Convergence and efficiency of global bases using proper orthogonal decomposition for capturing wind turbine wake aerodynamics

Abstract

Wind turbine wakes affect power production and loads but are highly turbulent and therefore complex to model. Proper orthogonal decomposition (POD) has often been applied for reduced-order models (ROMs), as POD yields an orthogonal basis optimal in terms of capturing the turbulent kinetic energy content. POD is typically used to understand flow physics and reconstruct a specific flow case. However, reduced-order models have been proposed for predicting wind turbine wake aerodynamics by applying POD on multiple flow cases with different governing parameters to derive a global basis intended to represent all flows within the parameter space. This article evaluates the convergence and efficiency of global POD bases covering multiple cases of wind turbine wake aerodynamics in large wind farms.

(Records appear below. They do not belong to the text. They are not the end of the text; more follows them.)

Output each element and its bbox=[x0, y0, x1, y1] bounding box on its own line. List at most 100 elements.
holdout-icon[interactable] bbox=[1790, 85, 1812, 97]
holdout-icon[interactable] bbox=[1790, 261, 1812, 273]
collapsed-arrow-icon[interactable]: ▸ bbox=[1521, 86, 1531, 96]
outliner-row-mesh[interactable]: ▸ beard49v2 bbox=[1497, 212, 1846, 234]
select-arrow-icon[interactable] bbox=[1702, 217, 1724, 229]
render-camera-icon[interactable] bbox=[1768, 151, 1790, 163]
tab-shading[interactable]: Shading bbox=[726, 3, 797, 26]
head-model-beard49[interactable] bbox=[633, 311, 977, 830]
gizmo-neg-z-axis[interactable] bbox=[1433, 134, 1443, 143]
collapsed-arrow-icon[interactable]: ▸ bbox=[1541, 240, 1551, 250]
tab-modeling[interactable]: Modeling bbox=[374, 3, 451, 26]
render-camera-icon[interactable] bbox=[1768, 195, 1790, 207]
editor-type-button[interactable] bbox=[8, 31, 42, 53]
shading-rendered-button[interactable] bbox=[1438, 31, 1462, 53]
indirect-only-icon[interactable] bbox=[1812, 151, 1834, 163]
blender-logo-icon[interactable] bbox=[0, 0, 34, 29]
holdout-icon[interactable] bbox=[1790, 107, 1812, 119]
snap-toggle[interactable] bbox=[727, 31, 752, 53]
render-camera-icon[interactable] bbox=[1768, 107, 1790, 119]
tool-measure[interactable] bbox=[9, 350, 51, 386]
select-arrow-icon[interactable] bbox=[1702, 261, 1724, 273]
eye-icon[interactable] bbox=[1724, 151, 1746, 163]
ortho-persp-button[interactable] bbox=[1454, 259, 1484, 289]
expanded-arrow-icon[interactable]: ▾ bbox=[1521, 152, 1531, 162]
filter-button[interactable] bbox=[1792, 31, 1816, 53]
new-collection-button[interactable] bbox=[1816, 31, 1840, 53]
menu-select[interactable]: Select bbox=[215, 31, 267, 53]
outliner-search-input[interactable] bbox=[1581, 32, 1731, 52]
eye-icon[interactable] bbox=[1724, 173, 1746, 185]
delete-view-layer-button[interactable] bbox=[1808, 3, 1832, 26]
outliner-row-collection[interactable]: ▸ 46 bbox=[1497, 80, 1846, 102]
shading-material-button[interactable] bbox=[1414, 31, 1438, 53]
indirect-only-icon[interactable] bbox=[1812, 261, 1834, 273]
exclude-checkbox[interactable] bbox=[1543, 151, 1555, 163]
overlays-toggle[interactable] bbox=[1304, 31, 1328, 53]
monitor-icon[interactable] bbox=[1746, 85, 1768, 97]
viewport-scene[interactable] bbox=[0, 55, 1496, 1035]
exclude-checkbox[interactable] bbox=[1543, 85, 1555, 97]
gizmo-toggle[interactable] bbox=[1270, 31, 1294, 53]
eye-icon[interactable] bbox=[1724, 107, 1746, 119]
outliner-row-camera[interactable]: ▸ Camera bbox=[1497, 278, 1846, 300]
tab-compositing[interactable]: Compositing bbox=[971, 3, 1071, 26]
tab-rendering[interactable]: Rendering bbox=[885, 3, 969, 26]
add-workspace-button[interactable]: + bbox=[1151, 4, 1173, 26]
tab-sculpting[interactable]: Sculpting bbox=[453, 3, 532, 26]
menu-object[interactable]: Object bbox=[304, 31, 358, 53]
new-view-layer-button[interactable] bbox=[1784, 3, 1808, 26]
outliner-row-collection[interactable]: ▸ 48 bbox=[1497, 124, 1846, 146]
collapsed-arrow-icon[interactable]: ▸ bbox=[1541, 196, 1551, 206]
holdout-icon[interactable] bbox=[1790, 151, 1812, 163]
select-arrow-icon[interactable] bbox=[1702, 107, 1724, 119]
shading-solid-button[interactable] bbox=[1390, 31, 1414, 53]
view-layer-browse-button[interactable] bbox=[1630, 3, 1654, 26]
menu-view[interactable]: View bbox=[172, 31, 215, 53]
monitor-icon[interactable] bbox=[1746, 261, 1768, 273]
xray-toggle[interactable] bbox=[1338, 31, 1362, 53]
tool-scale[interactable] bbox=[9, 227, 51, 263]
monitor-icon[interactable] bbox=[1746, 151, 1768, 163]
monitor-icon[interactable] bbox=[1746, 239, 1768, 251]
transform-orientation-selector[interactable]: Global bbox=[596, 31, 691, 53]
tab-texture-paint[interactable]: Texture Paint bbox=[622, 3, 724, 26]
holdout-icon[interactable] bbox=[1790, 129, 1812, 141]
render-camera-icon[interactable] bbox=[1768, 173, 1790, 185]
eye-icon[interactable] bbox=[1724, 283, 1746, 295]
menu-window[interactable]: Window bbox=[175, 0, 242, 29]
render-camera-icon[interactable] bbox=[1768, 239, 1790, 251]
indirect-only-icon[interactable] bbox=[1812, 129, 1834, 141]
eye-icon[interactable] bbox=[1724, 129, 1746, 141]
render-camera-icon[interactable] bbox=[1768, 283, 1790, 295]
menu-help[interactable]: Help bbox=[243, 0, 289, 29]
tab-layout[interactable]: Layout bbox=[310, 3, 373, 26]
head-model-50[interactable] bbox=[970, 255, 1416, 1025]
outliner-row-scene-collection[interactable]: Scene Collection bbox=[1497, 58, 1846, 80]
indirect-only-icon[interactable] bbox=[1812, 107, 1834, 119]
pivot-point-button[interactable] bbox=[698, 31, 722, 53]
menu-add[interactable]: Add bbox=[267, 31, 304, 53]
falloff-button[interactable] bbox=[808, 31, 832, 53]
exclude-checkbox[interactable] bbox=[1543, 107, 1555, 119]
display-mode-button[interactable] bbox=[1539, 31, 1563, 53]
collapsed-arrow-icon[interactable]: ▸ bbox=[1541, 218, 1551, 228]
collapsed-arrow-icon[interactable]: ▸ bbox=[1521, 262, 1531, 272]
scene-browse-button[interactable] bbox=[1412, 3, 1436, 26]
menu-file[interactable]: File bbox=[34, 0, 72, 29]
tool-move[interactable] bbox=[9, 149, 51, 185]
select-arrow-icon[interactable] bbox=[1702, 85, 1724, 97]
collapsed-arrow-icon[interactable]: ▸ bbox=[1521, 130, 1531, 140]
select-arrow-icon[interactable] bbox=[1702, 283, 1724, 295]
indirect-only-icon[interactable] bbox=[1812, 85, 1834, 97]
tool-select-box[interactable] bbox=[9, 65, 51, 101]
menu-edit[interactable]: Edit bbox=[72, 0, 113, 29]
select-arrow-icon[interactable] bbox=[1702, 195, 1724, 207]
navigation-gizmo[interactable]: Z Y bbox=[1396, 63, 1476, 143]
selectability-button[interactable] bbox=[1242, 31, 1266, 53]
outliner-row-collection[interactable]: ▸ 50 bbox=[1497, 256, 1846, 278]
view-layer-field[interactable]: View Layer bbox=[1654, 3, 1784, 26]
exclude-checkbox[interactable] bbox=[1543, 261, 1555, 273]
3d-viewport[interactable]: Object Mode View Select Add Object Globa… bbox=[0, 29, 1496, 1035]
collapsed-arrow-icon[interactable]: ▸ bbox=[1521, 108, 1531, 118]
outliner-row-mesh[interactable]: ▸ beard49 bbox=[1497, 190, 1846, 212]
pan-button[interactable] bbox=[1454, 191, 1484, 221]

The analysis shows that the global POD bases have better performance across the parameter space than the optimal POD basis computed from a single dataset. The error associated with using a global basis across the parameter space of reconstructions decreases and converges as the dataset is expanded with more flow cases, and there is a low sensitivity as to which datasets to include. It is also shown how this error is an order of magnitude smaller than the truncation error for 100 modes. Finally, the global basis has the advantage of providing consistent physical interpretability of the highly turbulent flow within wind farms.